Menurut Hirasa dan Takemasa 1998, periode induksi biji pala lebih besar tiga kalinya dibandingkan periode induksi lada hitam diukur dengan
metode AOM. Hal ini juga ditunjukkan dari hasil penelitian dimana faktor protektif biji pala jauh lebih besar, yaitu hampir lima kali lipat dari faktor
protektif lada hitam. Dari Gambar 16, hasil penelitian menunjukkan bahwa persentase
protektif rempah pasar yang dimiliki kayu manis ternyata lebih rendah dibandingkan dengan biji pala, lada hitam, dan ketumbar, sedangkan untuk
rempah pabrik, persentsae faktor protektif dari yang tertinggi sampai terendah adalah biji pala, lada hitam, kayu manis, dan ketumbar. Hal ini didukung oleh
hasil uji dengan alat rancimat yang dilakukan oleh Politeo et al. 2006 terhadap biji pala, kayu manis, lada hitam, dan ketumbar. Urutan nilai indeks
aktivitas antioksidan tertinggi sampai terendah adalah biji pala, ketumbar, dan kayu manis, sedangkan lada hitam dan kayu manis memiliki indeks aktivitas
antioksidan yang sama. Menurut Chipault et al. 1952 di dalam Farrell 1990, dari keenam jenis rempah tersebut, sampel kayu manis, ketumbar, dan jinten
memiliki aktivitas antioksidan yang sama besarnya. Biji pala memiliki
aktivitas antioksidan terbesar dibandingkan dengan lima sampel lainnya yaitu sekitar tiga kali lebih besar.
Menurut Sumardi 1992, terdapat hubungan dimana jika kandungan asam lemak tidak jenuh yang tinggi di dalam rempah maka aktivitas
antioksidannya juga tinggi.
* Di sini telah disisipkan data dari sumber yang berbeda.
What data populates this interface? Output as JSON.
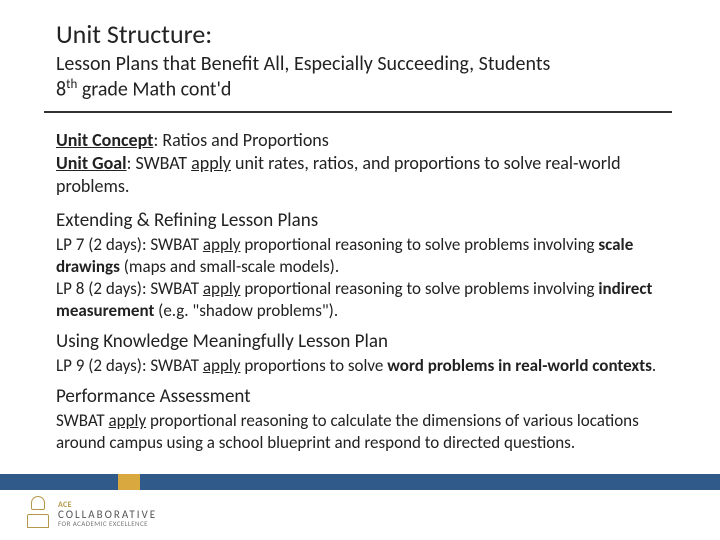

Kandungan asam lemak tidak jenuh biji pala antara lain asam miristoleat dan asam oleat sebesar 35.56 dan 7.89,
sedangkan asam lemak jenuhnya adalah asam stearat sebesar 32.46. Asam lemak tidak jenuh di dalam jinten tidak terlalu tinggi, yaitu asam
eikosadienoat sebesar 10.20 dibandingkan dengan asam lemak jenuhnya yaitu asam palmitat sebesar 32.51.